JAKARTA, AVOLTA – Hyundai Motor Group mulai langkah awalnya ke dalam sektor Advanced Air Mobility (AAM) di Indonesia. Jenama asal Korea Selatan ini, resmi melakukan proof of concept (PoC) untuk Mobilitas Terintegrasi Darat-Udara di Bandara Aji Pangeran Tumenggung Pranoto, di Samarinda, Kalimantan Timur, Senin (29/7/2024).

Melalui PoC ini, Hyundai Motor Group memperkenalkan solusi mobilitas komprehensif yang mengintegrasikan platform Mobility-as-a-Service (MaaS), yang dirancang khusus untuk pasar Indonesia, bersama dengan kendaraan listrik dan AAM ramah lingkungan.

Grup ini juga memamerkan pengalaman pemesanan dan pembayaran terintegrasi untuk layanan mobilitas darat-udara, termasuk AAM, dengan menggunakan Shucle, platform layanan mobilitas yang responsif terhadap permintaan.

Hyundai Motor Group juga berhasil menyelesaikan penerbangan perdana di luar negeri dari Optionally Piloted Personal Air Vehicle (OPPAV), sebuah demonstrator teknologi AAM yang dikembangkan bersama Korea Aerospace Research Institute.

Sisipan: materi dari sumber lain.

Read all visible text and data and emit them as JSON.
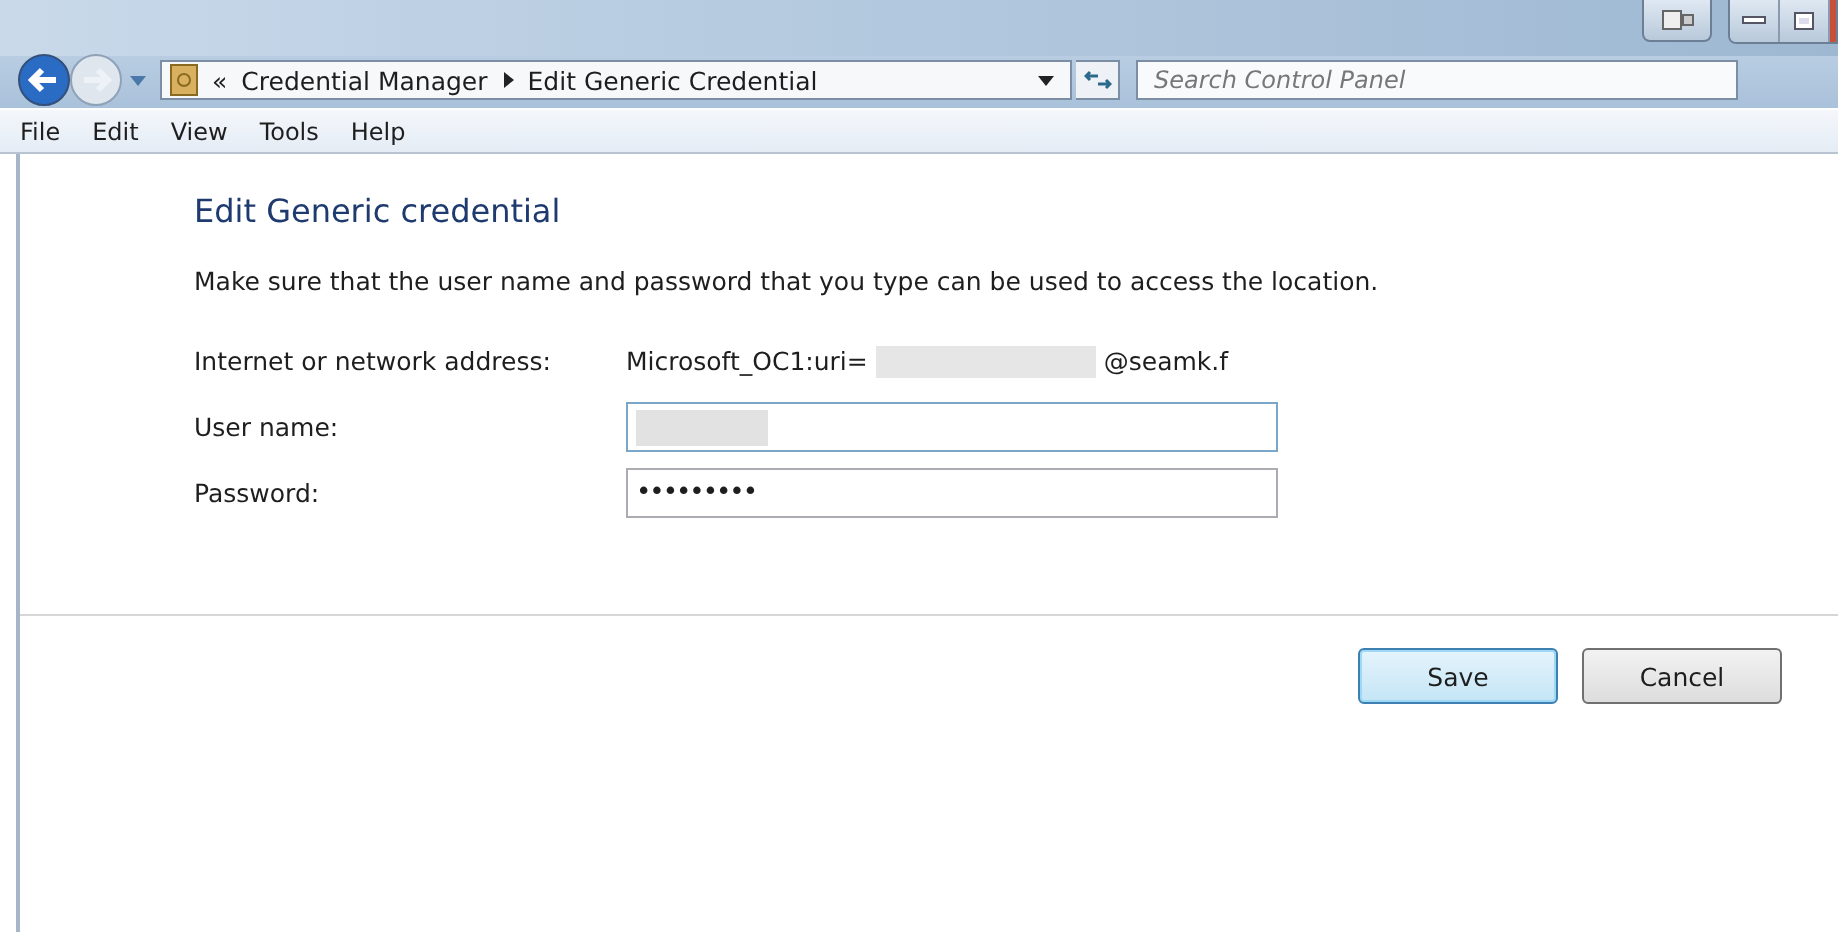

Grup ini memimpin pengembangan powertrain listrik pesawat tersebut, memanfaatkan keahlian elektrifikasi yang telah terbukti dalam sektor otomotif.

Urban Air Mobility dari Hyundai mau tes di IKN pada 2024. (Hyundai Motor)

Menegaskan komitmennya terhadap keselamatan, perusahaan menggunakan teknologi Distributed Electric Propulsion, yang secara independen menggerakkan beberapa motor dan baterai.

Hyundai Motor Group juga memamerkan S-A2, generasi terbaru dari pesawat AAM, serta menjabarkan visinya untuk AAM di Indonesia. Pertama kali diperkenalkan di CES 2024, S-A2 mengikuti konsep visioner awal perusahaan, S-A1, yang debut di CES 2020. Hyundai Motor Group akan terus memajukan pengembangan S-A2, dengan tujuan mencapai komersialisasi pada tahun 2028.

Selama acara tersebut, Cheolung Kim, AAM Business Development Officer Hyundai Motor Group AAM Division, memperkenalkan layanan mobilitas Group’s Ground-Air Integrated serta konsep desain dan fitur utama S-A2 kepada para hadirin.

“Pengembangan pasar AAM memerlukan lebih dari sekadar inovasi pesawat. Upaya ini menuntut kolaborasi seluruh industri penerbangan,” kata Kim.

“Hyundai Motor Group dan Supernal akan terus melakukan penelitian dan pengembangan untuk mengkomersialkan AAM pada tahun 2028. Kami juga akan mempertahankan kemitraan strategis dengan pemerintah dan institusi Indonesia untuk memimpin ekosistem AAM masa depan,” tukasnya.